An example of this trend is a video that has been released after the Wayanad tragedy. In the video clip, the narrator says, “In 1924, there wasn’t much cultivation in Munnar.
But disastrous floods happened in Munnar in 1924.” Then the narrator leaps to a conclusion: “If so, how can farmers be implicated for what happened in Wayanad?” The motive of this message is obvious.
Oversimplification of an extremely complex phenomenon is a strategy commonly adopted by vested interests to keep subject experts out of the discussion on that topic. No wonder, the Gadgil report on the precarious state of the Western Ghats was vehemently rejected by them.
By oversimplifying discussions on climate change and making the arguments linear, it is very easy to involve lay individuals in a public debate and convert the real issue into an emotional one.
The justification trotted out for such an approach is that climate change impacts everybody and so everyone must have a say.
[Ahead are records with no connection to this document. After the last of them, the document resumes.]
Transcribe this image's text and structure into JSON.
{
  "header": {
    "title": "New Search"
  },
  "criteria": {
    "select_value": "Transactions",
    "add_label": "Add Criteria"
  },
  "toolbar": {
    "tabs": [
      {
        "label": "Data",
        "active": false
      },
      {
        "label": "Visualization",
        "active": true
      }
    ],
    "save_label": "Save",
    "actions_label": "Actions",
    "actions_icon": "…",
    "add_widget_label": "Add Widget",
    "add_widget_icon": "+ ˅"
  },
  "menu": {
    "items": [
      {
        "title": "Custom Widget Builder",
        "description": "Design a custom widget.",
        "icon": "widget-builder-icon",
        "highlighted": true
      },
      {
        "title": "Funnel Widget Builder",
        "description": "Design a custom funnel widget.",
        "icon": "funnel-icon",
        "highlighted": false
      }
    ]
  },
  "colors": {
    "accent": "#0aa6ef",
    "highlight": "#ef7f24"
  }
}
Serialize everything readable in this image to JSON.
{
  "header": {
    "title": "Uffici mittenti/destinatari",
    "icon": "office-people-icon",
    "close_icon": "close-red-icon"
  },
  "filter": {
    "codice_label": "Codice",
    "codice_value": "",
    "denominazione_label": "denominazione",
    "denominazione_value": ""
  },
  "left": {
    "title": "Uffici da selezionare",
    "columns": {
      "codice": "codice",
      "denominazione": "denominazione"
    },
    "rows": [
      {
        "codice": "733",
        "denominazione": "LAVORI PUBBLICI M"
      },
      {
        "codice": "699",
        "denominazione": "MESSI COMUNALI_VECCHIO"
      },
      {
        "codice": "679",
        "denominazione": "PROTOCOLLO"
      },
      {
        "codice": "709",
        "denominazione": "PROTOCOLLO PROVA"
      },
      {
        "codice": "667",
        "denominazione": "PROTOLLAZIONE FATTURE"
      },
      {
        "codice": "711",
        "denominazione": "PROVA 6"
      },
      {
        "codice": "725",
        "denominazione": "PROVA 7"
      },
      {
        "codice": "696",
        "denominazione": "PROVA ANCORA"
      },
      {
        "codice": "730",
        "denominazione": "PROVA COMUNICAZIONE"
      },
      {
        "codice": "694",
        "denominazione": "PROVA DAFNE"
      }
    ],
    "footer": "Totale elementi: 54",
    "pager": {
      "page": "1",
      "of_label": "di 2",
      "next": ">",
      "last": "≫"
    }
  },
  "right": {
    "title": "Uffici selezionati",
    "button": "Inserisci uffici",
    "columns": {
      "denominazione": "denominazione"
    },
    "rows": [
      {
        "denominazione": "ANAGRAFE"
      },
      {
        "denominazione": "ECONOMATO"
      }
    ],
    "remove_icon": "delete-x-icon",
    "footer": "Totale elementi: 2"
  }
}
But then, just because a heart attack could happen to anyone, we don’t keep the cardiologist away from discussions of our cardiac health.
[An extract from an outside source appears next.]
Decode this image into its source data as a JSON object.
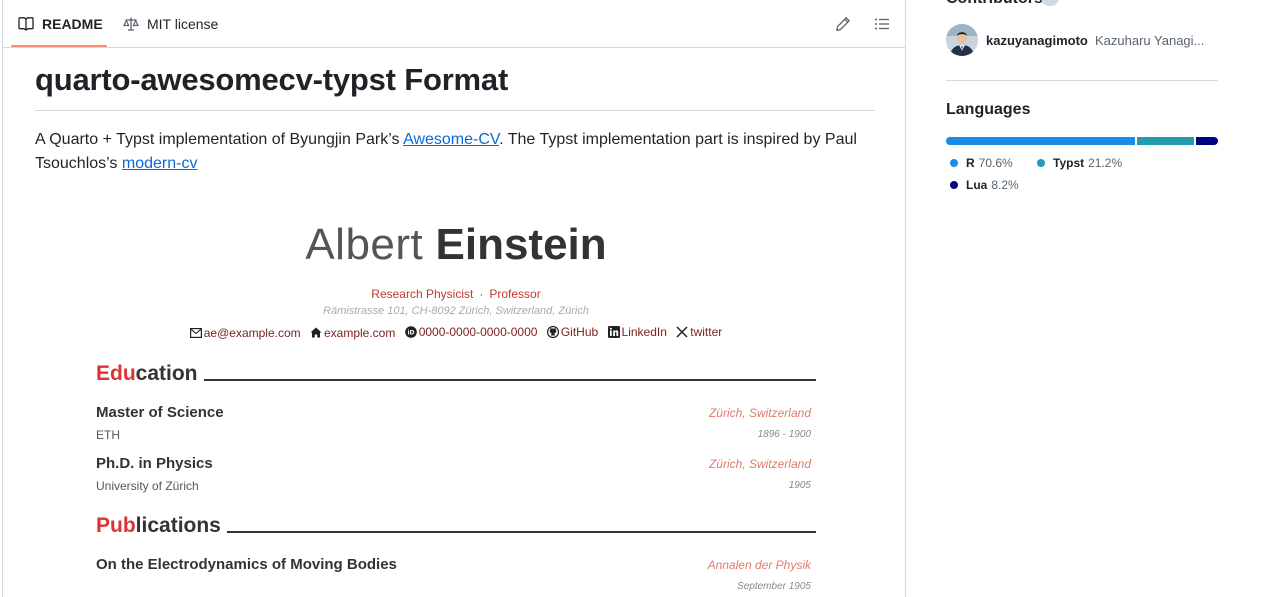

Post the Waynad tragedy, a debate has sprung up over who is responsible for the intense rains in the Western Ghats: Farmers and resort owners in Wayanad, or the city dwellers who contribute to global warming by using private vehicles and air-conditioners. The point of this blame assignment is to avoid taking any collective responsibility for the tragedy.
As the obfuscation and debates continue, there is a truth that no one can deny. The train has already left the station as far as protecting the ecology of states like Kerala is concerned. The consequences of climate change now stare at us. This is a time to take steps to protect those who would be affected by the next landslide waiting to happen in the fragile Western Ghats.
We often think that solving the problem of ecological sustainability is an easy job. Given the belief that humans are rational beings, all we need to do is organize a few conferences and launch a few awareness campaigns about the need for a sustainable world.
But events since the landslide in Wayanad show that even in the aftermath of a horrific occurrence, humans are not really willing to change their behaviour patterns. The forces that want to preserve the status quo are very strong. Making people believe that climate change and its consequences are real remains a challenge.